2006:Audio Music Similarity and Retrieval

This page is devoted to discussions of the evaluation of Audio Music Similarity algorithms at MIREX 2006. Discussions have already begun on the MIREX 06 "AudioSim06" contest planning list and will be briefly digested here. A full digest of the discussions is available to subscribers from the MIREX 06 "AudioSim06" contest planning list archives.

As consensus is achieved on the planning list, a full proposal (Audio Music Similarity proposal) will be produced for the format of the evaluation, including pseudocode for the evaluation metric and suggested formats for submitted algorithms. A skeleton of proposal is already available on the Audio Music Similarity proposal page.

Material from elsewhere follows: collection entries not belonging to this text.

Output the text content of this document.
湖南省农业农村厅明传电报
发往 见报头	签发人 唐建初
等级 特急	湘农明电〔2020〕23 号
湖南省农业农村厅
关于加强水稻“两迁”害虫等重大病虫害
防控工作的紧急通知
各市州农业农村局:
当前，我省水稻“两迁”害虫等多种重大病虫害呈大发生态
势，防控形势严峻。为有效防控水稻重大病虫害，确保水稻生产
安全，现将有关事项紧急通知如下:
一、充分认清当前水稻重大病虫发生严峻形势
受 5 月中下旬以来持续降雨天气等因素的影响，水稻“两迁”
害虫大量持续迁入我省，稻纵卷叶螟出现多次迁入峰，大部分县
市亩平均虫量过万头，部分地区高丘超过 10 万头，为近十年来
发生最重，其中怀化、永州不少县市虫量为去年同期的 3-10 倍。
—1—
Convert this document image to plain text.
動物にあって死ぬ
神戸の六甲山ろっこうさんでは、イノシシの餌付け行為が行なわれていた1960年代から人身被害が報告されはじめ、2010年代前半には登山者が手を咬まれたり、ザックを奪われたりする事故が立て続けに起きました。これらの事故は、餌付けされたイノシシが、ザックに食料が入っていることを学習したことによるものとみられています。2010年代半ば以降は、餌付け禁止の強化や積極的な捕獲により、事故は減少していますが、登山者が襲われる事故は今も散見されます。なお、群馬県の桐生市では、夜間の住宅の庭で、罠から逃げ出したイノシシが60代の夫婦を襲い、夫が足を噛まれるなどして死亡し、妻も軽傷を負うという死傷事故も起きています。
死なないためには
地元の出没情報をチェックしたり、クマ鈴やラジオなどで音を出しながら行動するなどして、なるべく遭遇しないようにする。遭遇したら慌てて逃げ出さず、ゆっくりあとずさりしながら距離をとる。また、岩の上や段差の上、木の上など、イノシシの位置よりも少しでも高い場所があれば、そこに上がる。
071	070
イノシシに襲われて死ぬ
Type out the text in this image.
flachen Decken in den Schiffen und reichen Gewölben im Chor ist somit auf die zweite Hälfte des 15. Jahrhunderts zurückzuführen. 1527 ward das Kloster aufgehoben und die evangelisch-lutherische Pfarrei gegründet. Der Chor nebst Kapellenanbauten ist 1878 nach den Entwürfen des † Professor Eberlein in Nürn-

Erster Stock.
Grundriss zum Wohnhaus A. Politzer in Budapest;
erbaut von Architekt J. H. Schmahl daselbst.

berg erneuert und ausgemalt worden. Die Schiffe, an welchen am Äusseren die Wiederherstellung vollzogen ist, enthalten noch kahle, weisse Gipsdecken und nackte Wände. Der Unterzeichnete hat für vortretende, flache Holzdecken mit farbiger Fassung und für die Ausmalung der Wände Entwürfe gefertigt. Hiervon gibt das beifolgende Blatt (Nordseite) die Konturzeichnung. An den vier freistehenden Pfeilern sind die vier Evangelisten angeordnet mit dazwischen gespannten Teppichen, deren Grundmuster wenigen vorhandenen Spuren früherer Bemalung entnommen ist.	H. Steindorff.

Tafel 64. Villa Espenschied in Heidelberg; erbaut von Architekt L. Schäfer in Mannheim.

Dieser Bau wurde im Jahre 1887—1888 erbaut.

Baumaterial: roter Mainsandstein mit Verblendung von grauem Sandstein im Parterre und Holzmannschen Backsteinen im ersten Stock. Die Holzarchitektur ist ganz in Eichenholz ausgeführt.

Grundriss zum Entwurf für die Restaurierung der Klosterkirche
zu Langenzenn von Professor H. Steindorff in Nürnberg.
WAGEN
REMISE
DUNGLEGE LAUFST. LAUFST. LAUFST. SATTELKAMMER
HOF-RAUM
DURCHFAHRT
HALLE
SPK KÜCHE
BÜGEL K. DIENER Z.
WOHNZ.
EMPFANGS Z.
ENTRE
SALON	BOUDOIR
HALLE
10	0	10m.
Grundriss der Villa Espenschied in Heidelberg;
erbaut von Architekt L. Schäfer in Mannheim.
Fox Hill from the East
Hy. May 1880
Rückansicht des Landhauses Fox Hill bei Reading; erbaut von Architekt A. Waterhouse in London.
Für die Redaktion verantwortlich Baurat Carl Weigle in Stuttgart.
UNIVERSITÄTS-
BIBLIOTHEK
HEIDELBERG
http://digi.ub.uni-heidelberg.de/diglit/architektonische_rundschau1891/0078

Although the automatic extraction of genre and artist labels from audio are interesting tasks, I (KW) believe that they are often used to evaluate more general music similarity techniques that compare two songs based on their audio content. These techniques are hard to evaluate directly, for example with listening tests, as it is not practical to have a human listener rank the similarities of even a small test collection for a number of queries, which might require many hours of listening. Therefore, We have begun discussion of other methods of evaluating music similarity techniques, such as the methods described in Logan & Saloman (A Music Similarity Function Based on Signal Analysis, ICME2001), where the most similar 5, 10 or 20 songs were retrieved and the average number of songs in the same genre, from the same artist and from the same album calculated. This evaluation could be extended to multiple genres if data is available. I believe it is also important that we evaluate other characteristics of these algorithms, such as the descriptor extraction time, query time and memory footprint (which may indicate the applicability of a technique to an application).